50-75 years – Time typically required for new energy resources to dislodge global incumbents

A pipeline company would likely want to partner with a developer. Depending upon the midstream company’s desired long-term involvement, the transaction could be structured as a broad or narrow joint venture, a real property lease or equivalent, or a simple divestiture of the pipeline and/or right of way. The project would need to obtain some permits depending upon its location and route. Additionally, the project might need to negotiate with landowners depending upon the pipeline corridor’s original right-of-way documents. Assuming project financing is contemplated, the project sponsors would need to negotiate offtake agreements for long-term purchase of product or transmission capacity—familiar terrain for pipeline companies.
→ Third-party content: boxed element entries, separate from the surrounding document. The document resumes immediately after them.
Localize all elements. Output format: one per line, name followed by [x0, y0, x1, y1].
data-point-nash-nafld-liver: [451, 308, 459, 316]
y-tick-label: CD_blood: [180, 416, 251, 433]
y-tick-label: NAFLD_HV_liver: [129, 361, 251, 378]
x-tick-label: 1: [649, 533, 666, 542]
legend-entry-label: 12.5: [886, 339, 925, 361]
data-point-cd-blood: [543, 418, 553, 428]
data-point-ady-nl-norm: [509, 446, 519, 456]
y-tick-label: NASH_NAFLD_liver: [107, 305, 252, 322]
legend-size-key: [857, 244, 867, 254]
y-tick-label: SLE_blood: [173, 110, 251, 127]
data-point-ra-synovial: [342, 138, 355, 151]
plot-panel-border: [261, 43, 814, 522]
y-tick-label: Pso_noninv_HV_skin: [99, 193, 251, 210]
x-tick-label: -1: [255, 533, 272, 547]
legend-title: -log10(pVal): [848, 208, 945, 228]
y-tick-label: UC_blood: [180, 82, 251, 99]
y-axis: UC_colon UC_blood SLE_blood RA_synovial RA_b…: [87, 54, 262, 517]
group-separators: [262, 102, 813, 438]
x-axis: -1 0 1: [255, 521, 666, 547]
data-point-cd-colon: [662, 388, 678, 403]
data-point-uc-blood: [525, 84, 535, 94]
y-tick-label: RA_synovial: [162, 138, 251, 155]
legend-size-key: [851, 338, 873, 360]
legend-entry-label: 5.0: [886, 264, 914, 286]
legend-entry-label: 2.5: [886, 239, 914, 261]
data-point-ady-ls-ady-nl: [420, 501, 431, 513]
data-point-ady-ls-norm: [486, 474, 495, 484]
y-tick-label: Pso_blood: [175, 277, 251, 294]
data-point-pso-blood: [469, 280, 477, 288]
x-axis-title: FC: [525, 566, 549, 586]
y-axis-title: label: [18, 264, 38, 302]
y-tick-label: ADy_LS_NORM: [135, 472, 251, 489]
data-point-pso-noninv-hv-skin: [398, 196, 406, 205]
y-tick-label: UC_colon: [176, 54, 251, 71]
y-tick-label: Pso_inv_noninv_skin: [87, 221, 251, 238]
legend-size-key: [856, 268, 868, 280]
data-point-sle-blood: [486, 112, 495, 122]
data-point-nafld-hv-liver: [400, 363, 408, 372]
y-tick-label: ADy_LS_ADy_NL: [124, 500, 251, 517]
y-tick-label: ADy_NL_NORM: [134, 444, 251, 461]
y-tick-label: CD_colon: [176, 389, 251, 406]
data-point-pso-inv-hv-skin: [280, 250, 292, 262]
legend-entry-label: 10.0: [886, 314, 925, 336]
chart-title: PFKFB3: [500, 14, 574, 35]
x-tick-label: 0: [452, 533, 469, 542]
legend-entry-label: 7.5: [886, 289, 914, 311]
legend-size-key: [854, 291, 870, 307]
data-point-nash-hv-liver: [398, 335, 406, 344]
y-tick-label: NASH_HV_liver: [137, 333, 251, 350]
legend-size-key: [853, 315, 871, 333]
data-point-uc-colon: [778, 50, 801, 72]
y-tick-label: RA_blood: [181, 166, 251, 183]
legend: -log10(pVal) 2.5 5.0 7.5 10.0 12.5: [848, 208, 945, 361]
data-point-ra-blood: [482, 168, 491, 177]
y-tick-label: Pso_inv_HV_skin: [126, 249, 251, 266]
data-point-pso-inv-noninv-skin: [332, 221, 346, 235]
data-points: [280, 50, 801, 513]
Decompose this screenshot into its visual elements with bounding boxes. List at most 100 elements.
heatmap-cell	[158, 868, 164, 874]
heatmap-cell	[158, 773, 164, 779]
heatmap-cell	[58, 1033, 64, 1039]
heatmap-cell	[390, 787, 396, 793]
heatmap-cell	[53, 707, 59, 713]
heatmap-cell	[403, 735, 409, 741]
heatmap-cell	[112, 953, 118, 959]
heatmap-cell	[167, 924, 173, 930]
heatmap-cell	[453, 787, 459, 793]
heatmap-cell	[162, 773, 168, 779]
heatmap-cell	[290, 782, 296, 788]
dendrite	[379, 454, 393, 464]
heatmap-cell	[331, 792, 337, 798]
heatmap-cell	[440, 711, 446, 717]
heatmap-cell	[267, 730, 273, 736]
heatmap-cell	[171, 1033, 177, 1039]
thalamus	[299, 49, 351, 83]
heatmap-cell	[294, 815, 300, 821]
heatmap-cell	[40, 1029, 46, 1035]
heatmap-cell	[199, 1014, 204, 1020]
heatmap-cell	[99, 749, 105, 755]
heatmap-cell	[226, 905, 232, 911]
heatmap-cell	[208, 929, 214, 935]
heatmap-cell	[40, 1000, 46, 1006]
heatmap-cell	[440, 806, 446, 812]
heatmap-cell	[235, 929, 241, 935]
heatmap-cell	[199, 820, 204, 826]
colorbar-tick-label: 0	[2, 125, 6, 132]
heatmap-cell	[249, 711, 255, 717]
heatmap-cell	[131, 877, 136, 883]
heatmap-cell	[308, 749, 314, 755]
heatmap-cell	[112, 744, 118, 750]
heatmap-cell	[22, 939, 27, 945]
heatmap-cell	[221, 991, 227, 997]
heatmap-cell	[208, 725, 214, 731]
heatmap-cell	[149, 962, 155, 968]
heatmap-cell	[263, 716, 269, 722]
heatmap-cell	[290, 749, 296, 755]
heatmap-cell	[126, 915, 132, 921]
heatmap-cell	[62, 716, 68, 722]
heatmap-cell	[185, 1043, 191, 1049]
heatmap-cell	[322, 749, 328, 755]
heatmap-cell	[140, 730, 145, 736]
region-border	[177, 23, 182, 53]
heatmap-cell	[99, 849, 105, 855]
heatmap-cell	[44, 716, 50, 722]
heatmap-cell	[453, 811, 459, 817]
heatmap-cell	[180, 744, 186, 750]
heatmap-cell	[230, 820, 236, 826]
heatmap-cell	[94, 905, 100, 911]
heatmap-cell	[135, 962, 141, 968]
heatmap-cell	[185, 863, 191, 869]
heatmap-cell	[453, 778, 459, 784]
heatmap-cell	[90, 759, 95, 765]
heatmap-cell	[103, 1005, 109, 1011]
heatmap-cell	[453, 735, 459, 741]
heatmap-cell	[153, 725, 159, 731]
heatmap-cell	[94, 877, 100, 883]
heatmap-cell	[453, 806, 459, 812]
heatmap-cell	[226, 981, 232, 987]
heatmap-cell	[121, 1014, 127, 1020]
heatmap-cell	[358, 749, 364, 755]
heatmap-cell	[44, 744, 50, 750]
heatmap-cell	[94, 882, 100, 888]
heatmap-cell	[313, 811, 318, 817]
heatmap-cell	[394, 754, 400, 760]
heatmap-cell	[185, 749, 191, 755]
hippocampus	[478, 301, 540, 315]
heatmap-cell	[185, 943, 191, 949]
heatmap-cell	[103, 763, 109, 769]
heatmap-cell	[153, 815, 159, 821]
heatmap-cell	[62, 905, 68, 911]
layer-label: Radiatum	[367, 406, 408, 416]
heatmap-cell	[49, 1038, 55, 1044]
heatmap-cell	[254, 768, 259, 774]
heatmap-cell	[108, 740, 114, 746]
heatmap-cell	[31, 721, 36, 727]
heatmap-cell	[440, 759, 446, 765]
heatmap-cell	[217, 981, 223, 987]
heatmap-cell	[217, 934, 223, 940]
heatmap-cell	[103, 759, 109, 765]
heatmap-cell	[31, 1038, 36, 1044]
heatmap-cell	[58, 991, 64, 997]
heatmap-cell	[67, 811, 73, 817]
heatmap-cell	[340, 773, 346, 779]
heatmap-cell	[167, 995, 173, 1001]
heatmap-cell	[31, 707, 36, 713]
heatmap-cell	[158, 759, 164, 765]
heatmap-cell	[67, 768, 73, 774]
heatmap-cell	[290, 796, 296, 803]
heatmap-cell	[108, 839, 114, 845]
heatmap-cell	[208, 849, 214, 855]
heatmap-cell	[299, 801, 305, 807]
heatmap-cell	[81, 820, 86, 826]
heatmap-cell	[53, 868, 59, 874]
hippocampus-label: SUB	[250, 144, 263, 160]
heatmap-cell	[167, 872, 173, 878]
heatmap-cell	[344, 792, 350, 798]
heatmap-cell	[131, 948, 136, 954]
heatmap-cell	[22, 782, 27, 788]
And, of course, there would be engineering, procurement and construction agreements with complex interdependent scopes, timelines and liabilities, which ought to sound vaguely familiar if not old hat for oil and gas guys.

We are at a pivotal moment in the energy industry. The author hopes that the particular idea presented might be actionable. Perhaps more importantly, the author also hopes to encourage others in the oil and gas sector to foresee rather than forestall. By creatively assessing the collective strengths of the oil and gas sector, we will find significant potential contributions to the energy transition.